O governo Lula (PT) organiza e realizará, na próxima quarta-feira (8/1), uma série de cerimônias em memória aos atos ocorridos em Brasília em 8 de janeiro de 2023. O evento será encerrado com um ato simbólico de “Abraço da Democracia” na Praça dos Três Poderes.
A primeira cerimônia do dia está prevista para as 9h30, no Palácio do Planalto, ocasião em que será feita a entrega de obras de arte antes depredadas nos ataques e agora restauradas. Entre elas, está um relógio do século 17, que foi consertado na Suíça, sem custos ao Brasil.
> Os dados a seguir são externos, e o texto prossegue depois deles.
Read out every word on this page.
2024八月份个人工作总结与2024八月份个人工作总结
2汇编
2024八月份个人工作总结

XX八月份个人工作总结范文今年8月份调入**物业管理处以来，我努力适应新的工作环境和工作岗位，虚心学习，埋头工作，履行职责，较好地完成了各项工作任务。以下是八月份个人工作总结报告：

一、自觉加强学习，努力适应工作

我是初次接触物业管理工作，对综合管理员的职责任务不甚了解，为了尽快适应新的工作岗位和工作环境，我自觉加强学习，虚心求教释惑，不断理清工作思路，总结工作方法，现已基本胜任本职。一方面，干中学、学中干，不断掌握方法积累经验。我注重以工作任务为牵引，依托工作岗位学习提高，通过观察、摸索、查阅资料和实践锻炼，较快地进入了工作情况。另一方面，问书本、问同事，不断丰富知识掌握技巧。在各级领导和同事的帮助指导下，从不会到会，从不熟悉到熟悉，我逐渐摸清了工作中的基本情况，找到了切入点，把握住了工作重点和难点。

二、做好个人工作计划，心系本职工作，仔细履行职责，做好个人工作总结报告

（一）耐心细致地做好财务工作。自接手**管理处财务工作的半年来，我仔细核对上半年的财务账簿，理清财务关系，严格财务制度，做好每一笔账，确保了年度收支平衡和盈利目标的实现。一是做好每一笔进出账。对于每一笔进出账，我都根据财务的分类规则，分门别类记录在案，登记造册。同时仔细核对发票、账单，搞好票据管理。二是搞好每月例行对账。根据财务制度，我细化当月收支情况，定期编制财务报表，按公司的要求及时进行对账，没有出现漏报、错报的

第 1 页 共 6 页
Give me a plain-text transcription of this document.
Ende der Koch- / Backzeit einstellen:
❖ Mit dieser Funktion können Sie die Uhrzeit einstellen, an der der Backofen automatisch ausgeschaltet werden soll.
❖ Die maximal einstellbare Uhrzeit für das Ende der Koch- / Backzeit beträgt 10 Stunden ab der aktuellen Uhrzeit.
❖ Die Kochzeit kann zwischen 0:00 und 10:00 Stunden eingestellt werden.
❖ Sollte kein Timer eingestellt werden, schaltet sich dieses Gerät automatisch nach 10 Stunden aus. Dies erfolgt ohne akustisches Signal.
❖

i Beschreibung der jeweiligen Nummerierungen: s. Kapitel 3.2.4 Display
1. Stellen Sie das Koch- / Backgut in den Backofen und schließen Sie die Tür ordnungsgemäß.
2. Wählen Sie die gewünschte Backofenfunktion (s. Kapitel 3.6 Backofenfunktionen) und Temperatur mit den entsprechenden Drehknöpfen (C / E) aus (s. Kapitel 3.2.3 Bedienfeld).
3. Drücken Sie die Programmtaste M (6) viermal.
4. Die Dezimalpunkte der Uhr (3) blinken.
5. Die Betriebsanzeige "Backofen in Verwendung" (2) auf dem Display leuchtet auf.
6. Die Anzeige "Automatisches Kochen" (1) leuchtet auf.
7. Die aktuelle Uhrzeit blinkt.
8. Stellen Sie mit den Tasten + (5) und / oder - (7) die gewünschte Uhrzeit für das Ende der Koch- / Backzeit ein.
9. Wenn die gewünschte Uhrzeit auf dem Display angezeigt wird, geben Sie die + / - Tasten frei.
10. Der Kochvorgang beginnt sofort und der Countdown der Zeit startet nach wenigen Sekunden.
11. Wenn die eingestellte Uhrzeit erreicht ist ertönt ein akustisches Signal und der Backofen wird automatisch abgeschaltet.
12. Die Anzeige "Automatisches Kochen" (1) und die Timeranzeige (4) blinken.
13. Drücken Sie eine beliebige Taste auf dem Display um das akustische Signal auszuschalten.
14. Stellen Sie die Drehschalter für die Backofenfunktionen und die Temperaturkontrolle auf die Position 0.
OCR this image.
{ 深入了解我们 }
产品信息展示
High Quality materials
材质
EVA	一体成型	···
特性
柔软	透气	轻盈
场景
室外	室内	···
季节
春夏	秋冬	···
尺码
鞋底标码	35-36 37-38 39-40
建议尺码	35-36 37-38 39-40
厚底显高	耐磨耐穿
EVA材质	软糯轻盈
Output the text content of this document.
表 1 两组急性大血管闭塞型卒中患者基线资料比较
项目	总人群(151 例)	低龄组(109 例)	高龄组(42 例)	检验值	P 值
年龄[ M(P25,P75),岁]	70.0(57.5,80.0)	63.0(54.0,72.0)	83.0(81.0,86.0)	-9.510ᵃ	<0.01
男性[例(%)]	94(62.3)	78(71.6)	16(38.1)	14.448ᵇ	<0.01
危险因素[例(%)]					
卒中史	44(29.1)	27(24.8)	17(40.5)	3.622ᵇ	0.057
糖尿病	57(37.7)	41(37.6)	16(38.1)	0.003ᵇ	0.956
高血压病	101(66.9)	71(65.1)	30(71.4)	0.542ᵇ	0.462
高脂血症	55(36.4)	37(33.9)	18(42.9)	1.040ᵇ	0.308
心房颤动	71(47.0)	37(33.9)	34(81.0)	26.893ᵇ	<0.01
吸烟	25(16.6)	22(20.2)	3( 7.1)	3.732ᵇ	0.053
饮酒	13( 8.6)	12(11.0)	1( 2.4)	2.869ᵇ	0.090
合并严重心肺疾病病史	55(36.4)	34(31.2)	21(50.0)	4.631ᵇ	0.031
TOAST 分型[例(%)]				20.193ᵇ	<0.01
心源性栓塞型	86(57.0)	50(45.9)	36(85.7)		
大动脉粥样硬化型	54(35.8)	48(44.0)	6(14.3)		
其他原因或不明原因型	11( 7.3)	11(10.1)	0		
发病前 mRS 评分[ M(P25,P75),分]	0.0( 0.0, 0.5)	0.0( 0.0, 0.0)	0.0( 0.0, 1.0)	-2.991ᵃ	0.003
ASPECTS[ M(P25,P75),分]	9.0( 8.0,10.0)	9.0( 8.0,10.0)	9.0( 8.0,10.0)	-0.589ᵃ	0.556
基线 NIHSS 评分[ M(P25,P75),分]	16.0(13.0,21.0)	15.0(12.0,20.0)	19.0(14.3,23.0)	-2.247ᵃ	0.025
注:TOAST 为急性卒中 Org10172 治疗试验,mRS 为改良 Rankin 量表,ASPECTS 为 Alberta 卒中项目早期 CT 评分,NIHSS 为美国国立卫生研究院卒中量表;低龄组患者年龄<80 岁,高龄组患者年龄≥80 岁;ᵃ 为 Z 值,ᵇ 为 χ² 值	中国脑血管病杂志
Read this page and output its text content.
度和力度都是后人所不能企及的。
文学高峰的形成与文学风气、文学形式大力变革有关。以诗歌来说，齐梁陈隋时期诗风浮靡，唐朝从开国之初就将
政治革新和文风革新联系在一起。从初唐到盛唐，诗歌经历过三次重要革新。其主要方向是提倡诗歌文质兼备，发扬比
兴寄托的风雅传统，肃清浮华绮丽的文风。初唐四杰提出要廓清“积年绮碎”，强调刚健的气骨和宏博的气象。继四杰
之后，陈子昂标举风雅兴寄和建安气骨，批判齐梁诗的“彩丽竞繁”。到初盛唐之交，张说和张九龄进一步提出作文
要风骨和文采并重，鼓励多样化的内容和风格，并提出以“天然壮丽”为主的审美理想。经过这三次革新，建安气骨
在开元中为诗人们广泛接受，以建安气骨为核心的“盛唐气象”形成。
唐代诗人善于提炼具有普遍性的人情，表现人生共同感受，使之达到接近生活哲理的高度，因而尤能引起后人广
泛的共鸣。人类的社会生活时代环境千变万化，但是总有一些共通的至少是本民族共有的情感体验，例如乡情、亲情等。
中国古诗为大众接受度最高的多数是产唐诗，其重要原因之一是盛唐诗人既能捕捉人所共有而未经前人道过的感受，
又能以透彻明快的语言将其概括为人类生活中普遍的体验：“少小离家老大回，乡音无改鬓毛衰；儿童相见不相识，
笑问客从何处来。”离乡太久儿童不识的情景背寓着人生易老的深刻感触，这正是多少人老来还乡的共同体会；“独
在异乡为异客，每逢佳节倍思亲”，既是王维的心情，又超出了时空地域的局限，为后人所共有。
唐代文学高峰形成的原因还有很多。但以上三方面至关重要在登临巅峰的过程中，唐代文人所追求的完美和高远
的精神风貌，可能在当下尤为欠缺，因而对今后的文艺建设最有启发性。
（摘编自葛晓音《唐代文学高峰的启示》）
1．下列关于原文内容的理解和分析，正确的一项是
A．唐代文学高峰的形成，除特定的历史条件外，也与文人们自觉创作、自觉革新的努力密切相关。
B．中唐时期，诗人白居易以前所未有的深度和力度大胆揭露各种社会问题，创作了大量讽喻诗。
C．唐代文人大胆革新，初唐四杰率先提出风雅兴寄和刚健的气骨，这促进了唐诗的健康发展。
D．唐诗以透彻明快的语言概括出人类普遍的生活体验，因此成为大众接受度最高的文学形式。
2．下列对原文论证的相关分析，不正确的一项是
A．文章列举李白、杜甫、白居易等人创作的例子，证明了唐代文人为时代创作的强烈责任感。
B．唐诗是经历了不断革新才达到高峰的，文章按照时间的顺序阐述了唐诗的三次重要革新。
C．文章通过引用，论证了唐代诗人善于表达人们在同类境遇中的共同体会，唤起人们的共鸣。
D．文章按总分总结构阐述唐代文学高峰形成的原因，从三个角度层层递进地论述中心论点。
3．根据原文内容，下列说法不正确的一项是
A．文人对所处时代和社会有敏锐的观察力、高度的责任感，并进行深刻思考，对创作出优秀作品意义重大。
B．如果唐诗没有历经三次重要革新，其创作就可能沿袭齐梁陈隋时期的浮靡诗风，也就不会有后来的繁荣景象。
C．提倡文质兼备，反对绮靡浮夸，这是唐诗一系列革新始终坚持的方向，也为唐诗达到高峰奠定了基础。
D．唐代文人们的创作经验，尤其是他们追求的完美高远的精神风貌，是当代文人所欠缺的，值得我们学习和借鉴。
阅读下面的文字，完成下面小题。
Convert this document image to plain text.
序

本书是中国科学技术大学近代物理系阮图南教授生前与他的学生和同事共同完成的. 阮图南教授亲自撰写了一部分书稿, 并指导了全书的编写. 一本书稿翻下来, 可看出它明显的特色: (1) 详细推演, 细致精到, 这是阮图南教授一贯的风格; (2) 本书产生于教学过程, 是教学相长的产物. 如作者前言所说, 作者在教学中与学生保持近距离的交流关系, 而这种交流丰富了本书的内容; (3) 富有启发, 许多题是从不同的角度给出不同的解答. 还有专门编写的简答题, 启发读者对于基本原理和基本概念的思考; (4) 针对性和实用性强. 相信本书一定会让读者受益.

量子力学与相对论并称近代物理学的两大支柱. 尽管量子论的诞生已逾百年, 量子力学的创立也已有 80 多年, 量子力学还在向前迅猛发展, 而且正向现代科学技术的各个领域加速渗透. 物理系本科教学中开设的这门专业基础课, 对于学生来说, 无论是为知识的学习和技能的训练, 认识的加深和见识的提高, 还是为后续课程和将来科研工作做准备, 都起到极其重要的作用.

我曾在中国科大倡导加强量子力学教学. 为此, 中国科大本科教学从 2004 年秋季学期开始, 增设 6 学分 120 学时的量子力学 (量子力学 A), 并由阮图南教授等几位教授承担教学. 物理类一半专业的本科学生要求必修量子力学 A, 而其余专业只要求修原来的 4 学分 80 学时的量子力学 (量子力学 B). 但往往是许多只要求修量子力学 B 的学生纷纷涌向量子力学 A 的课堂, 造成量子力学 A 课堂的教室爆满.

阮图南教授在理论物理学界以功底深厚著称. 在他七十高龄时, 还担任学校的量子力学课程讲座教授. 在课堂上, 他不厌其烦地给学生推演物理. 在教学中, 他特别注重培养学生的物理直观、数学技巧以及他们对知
Em um segundo momento, às 10h30, o presidente Luiz Inácio Lula da Silva (PT) fará o descerramento da obra As Mulatas, de Di Cavalcanti. Já às 11h, haverá, no Salão Nobre do Palácio do Planalto, uma cerimônia com autoridades também do Legislativo e do Judiciário. Depois disso, ocorrerá o ato final do dia, na Praça dos Três Poderes. A expectativa é de que o presidente Lula desça a rampa do Palácio do Planalto acompanhado das principais autoridades presentes para encontrar o público para o abraço simbólico.
Anistia aos golpistas
Movimentos sociais e partidos políticos alinhados ao governo convocam participação no ato para fazer coro ao arquivamento dos projetos de lei em tramitação no Congresso Nacional que preveem anistia aos presos do 8 de janeiro. Já a oposição tenta desidratar o evento. No ano passado, os ataques golpistas foram lembrados com um ato mais comedido no Congresso Nacional, em que estiverem presentes, além de Lula, o ministro Luís Roberto Barroso e o senador Rodrigo Pacheco (PSD-MG), presidentes do Supremo Tribunal Federal e do Senado, respectivamente. Na ocasião, o presidente da Câmara dos Deputados, Arthur Lira (PP-AL), não compareceu ao evento.
Quem vai ao ato
Desta vez, além de convocar a cúpula do Congresso Nacional e do Judiciário, o governo Lula convidou também o senador Davi Alcolumbre (União Brasil-AP) e o deputado Hugo Motta (Republicanos-PB), favoritos nas disputas pela presidência do Senado e da Câmara, respectivamente, com pleitos marcados para o início de fevereiro. Não há confirmação de que eles tenham aceitado o convite. No caso do Judiciário, a revista eletrônica Consultor Jurídico apurou que o ministro Edson Fachin, presidente em exercício do STF, deverá comparecer à cerimônia. O ministro Luís Roberto Barroso retomará a presidência da Corte apenas em 20 de janeiro.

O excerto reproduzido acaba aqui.